Entre esses sintomas, a fadiga intensa se destaca como uma das queixas mais incapacitantes, frequentemente considerada pelos pacientes mais limitante do que a própria dor. Além disso, a fibromialgia pode estar associada a alterações do sono, depressão, sintomas cognitivos, sensação de inchaço, alterações visuais e queixas de ressecamento ocular e bucal. O diagnóstico é clínico e considerado de exclusão, ou seja, exames são solicitados não para confirmar a fibromialgia, mas para descartar outras doenças. Ainda assim, o especialista ressalta que a presença de fibromialgia não exclui outros diagnósticos: é comum que o paciente apresente comorbidades, como doenças reumatológicas, depressão ou até lúpus concomitantemente.

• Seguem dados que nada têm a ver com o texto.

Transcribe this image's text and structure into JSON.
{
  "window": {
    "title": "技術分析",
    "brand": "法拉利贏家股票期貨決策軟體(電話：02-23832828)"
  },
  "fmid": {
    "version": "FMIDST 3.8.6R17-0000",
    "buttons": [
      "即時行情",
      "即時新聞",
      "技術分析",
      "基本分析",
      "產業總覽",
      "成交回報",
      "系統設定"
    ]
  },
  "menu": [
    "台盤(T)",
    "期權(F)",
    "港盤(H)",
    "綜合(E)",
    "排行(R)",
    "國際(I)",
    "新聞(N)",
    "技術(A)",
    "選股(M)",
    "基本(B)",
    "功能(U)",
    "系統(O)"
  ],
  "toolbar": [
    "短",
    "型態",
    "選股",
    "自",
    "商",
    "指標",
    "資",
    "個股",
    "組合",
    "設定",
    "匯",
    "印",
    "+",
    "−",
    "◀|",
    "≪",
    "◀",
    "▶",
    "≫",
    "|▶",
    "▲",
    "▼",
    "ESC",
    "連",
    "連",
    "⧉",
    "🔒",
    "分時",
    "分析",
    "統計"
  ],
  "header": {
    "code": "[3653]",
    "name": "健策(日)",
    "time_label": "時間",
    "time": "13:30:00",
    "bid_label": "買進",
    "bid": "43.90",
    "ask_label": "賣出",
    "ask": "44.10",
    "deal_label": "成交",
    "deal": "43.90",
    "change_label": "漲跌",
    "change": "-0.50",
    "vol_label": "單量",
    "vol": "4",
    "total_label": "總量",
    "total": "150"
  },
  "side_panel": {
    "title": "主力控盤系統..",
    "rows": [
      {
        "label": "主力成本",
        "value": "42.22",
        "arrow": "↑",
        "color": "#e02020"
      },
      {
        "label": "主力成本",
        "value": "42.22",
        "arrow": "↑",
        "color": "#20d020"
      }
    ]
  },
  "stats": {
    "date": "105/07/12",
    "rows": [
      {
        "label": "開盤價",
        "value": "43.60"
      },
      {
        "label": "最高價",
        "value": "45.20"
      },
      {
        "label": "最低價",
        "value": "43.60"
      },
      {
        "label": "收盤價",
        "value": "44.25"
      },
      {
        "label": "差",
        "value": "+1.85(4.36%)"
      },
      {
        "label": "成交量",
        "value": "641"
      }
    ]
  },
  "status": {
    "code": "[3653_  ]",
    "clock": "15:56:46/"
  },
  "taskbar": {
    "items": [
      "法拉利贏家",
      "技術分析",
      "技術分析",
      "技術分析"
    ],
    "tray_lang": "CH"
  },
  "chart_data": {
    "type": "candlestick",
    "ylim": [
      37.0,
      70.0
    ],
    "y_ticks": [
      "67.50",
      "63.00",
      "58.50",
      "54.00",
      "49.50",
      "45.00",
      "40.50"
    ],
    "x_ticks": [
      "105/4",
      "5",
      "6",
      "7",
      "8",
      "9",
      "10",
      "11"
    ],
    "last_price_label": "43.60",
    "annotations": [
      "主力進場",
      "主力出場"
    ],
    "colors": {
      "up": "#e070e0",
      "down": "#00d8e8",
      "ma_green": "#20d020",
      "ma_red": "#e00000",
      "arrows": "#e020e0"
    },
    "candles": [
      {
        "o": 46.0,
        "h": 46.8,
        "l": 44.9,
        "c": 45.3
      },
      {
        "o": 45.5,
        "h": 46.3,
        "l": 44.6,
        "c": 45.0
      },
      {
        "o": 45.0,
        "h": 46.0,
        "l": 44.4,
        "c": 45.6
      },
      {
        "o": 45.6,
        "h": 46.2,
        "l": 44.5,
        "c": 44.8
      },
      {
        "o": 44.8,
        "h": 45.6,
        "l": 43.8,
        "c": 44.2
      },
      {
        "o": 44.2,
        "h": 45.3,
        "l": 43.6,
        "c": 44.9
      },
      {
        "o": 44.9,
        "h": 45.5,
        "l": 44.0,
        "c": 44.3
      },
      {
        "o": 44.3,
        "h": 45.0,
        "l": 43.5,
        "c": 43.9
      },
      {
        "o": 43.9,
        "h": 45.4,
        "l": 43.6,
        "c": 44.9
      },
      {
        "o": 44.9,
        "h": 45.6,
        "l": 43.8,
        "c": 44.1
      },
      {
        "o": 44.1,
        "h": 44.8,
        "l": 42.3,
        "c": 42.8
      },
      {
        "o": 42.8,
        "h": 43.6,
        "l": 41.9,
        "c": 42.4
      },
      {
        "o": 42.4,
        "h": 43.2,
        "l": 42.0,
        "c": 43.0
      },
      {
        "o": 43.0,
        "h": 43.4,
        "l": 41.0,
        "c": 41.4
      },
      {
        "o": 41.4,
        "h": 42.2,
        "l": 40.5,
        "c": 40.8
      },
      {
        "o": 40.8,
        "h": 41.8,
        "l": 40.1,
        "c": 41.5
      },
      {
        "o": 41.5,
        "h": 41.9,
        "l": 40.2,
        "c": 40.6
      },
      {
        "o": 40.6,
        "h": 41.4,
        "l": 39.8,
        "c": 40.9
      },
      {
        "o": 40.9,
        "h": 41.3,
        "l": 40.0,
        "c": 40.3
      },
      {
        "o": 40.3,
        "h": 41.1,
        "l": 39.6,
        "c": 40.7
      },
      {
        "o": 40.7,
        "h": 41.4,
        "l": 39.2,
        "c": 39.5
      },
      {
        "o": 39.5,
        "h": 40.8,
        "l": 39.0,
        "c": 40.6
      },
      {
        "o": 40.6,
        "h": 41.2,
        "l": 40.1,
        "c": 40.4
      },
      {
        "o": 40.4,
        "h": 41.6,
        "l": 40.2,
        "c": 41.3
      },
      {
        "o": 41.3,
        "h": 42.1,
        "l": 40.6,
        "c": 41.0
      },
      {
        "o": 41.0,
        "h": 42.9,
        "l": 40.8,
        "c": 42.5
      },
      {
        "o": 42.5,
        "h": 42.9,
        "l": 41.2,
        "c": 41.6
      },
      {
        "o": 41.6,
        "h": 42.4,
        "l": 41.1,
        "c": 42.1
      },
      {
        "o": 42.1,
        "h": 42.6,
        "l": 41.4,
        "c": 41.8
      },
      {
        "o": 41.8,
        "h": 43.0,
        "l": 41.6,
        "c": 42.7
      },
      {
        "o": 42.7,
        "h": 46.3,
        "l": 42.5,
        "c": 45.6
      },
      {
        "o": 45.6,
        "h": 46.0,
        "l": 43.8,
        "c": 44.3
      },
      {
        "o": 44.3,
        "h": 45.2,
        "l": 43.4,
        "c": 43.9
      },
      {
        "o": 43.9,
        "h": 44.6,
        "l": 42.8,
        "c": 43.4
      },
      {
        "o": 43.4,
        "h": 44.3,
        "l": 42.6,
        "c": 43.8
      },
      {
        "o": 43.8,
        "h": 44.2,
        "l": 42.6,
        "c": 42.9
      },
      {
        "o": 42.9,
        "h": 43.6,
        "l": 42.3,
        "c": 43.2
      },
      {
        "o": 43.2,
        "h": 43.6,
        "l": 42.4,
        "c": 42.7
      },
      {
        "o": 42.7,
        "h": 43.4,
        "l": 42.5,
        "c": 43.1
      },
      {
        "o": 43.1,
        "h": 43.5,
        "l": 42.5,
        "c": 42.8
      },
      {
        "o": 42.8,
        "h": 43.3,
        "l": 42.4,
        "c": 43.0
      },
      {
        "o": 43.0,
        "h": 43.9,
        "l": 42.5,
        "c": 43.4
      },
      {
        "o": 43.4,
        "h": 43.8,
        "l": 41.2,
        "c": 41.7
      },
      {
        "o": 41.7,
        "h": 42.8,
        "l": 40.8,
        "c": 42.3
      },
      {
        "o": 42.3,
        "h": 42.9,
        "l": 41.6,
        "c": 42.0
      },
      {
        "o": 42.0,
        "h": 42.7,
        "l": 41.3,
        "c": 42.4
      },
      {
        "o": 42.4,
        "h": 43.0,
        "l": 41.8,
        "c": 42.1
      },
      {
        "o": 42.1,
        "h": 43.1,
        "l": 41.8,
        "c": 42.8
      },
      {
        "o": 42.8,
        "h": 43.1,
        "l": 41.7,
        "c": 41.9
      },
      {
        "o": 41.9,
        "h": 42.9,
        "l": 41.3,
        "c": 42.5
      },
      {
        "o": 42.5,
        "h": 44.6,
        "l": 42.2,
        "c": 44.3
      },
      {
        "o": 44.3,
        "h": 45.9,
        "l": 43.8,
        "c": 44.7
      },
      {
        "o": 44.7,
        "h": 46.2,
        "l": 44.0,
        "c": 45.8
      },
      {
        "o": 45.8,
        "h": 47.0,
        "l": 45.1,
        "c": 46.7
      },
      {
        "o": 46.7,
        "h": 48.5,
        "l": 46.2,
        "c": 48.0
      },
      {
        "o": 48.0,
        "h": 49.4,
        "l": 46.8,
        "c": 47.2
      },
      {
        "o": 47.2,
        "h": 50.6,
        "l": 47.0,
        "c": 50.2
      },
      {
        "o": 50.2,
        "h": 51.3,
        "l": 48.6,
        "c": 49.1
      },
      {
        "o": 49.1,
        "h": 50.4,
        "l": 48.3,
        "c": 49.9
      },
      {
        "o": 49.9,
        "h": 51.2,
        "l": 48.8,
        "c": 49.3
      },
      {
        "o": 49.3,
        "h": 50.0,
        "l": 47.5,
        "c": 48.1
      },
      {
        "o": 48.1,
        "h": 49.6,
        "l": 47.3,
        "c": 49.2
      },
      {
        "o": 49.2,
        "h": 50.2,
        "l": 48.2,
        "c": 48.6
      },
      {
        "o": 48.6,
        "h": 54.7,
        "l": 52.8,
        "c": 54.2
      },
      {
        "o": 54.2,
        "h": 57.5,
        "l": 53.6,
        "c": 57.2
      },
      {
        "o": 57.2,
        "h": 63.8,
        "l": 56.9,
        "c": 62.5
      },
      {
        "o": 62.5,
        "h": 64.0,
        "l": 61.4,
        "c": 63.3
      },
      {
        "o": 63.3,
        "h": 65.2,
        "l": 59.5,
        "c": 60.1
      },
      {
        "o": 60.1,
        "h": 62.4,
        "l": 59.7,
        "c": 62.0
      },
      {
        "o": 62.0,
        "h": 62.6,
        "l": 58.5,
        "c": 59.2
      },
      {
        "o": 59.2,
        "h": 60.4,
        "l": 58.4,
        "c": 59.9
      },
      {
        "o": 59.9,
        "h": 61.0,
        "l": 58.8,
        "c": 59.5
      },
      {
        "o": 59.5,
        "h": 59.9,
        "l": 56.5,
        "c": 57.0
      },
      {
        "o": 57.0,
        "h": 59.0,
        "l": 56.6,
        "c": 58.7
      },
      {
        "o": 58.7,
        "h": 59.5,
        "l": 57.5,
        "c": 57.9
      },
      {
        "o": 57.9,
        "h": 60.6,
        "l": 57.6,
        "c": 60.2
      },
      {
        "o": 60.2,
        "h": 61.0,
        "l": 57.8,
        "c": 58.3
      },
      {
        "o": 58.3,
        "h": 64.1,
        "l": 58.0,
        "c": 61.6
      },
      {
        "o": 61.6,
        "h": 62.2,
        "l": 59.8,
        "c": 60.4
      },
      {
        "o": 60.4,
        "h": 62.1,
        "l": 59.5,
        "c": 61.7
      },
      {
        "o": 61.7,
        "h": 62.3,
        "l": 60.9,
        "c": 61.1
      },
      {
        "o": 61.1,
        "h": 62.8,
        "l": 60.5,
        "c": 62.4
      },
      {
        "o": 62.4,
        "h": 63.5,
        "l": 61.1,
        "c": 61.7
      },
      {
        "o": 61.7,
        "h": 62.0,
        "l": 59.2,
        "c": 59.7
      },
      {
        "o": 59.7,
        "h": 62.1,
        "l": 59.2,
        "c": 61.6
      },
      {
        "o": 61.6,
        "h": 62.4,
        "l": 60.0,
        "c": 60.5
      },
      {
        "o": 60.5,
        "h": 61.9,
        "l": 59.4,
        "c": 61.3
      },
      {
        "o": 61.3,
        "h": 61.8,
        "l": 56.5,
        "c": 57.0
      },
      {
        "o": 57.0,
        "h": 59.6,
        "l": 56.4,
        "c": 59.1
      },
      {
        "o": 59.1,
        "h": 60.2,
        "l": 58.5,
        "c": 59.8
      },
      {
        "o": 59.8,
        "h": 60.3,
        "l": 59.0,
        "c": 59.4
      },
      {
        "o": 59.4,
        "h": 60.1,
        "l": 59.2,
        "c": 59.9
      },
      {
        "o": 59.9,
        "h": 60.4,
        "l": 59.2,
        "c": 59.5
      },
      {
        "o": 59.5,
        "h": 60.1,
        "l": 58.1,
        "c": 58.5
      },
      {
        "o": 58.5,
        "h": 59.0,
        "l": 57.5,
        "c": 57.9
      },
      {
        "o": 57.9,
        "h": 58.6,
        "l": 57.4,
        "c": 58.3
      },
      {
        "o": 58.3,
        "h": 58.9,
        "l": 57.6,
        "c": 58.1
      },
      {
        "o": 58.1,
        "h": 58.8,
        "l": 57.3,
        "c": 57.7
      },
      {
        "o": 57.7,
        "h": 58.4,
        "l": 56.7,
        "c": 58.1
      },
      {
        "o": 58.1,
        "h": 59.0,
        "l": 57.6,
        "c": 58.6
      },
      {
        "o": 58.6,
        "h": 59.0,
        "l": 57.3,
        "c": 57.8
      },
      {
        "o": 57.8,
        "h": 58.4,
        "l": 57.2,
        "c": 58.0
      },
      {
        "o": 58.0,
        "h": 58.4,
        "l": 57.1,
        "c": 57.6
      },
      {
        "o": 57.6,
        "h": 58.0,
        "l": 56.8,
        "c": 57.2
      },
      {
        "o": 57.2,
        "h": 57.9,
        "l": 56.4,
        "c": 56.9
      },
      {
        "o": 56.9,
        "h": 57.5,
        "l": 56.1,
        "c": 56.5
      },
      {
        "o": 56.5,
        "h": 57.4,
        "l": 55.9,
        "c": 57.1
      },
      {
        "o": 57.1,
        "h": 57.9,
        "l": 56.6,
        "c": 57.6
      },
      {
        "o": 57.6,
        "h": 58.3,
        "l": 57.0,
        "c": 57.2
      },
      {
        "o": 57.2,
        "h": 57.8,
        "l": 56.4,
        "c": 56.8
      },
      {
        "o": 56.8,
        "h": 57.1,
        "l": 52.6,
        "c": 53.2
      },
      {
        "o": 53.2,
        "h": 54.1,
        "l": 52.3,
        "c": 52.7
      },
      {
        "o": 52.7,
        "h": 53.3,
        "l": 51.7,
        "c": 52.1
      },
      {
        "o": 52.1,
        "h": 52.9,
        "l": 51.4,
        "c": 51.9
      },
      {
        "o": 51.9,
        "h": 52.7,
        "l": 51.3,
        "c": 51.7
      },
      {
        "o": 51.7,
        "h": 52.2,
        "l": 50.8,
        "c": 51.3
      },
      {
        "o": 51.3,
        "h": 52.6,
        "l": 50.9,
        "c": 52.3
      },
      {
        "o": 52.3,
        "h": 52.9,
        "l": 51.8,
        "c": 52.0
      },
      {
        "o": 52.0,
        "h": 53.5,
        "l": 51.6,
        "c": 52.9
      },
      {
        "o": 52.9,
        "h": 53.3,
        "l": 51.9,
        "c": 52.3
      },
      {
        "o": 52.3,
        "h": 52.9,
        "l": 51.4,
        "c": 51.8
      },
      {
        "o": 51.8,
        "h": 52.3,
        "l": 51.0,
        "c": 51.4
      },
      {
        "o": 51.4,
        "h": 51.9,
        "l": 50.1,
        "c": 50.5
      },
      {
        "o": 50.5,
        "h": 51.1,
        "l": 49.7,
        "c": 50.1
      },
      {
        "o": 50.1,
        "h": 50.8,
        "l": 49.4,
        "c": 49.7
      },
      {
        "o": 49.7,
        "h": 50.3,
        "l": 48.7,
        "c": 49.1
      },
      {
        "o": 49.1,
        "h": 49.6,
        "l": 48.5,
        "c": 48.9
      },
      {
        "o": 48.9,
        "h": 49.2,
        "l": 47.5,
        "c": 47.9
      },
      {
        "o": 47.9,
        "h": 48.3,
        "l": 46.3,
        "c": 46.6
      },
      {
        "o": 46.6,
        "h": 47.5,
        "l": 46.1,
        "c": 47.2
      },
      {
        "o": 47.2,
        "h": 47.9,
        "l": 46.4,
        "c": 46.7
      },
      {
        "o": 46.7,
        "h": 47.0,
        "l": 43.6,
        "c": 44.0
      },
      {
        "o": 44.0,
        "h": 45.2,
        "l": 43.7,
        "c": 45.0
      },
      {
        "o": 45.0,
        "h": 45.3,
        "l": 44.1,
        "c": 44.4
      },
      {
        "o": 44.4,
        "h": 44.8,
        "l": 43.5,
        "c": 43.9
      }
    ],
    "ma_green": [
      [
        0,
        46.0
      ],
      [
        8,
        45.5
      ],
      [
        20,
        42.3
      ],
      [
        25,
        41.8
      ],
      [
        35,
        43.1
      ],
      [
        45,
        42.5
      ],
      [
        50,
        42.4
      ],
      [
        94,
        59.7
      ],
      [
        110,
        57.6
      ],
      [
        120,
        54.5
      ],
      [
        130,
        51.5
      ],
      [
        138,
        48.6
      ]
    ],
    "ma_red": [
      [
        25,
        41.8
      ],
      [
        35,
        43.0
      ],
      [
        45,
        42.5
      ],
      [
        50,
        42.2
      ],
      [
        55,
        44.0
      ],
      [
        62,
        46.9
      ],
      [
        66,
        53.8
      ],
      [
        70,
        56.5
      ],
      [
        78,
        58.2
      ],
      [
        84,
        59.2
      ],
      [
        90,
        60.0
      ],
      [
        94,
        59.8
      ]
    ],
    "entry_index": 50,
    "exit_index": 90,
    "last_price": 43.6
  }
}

O tratamento, segundo o médico, deve ser sempre individualizado, respeitando as particularidades de cada paciente. Apesar disso, há um consenso: a atividade física é a base do tratamento e um verdadeiro divisor de águas no controle dos sintomas. “Todos os pacientes com fibromialgia precisam incorporar exercício físico ao tratamento. É um pilar fundamental, tão importante quanto a abordagem medicamentosa”, reforça.


O lúpus, por sua vez, é uma doença autoimune inflamatória crônica, com manifestações variadas e evolução marcada por períodos de atividade e remissão. Pode comprometer articulações, pele, rins, sistema nervoso e outros órgãos, exigindo acompanhamento médico contínuo e individualizado para prevenir complicações e preservar a qualidade de vida. A variabilidade dos sintomas e sua sobreposição com outras condições tornam o diagnóstico igualmente desafiador, reforçando a importância da informação e da atenção aos sinais de alerta.

 

6 Mitos e verdades do fevereiro roxo

 

1. Mito: Lúpus, fibromialgia e Alzheimer são só “cansaço” ou “estresse”.

Verdade: Essas doenças ainda são frequentemente banalizadas ou confundidas com sintomas comuns do dia a dia, mas são condições reais e complexas que exigem diagnóstico e tratamento adequados.

 

2. Mito: Não é tão importante reconhecer os sinais cedo.

Verdade: O diagnóstico precoce pode retardar a progressão das doenças e melhorar significativamente a qualidade de vida do paciente.

 

3. Mito: As doenças do Fevereiro Roxo afetam apenas fisicamente.

Verdade: Além de sintomas físicos, como dor crônica e fadiga, essas condições impactam também a saúde emocional e a vida social de pacientes, cuidadores e familiares.

 

4. Mito: Se não dá para ver, não é grave.

Verdade: Muitos sintomas são invisíveis, o que dificulta a compreensão social e pode levar ao isolamento. O sofrimento é real, mesmo quando não é aparente.

 

5. Mito: Um médico é suficiente para tratar essas doenças.

Verdade: O cuidado contínuo e multidisciplinar é essencial, envolvendo médicos, psicólogos, fisioterapeutas, terapeutas ocupacionais e apoio familiar.

 

6. Mito: A informação não muda nada.

Verdade: Informar é uma forma poderosa de promover empatia, acolhimento e fortalecer redes de apoio, contribuindo para uma sociedade mais consciente e humana.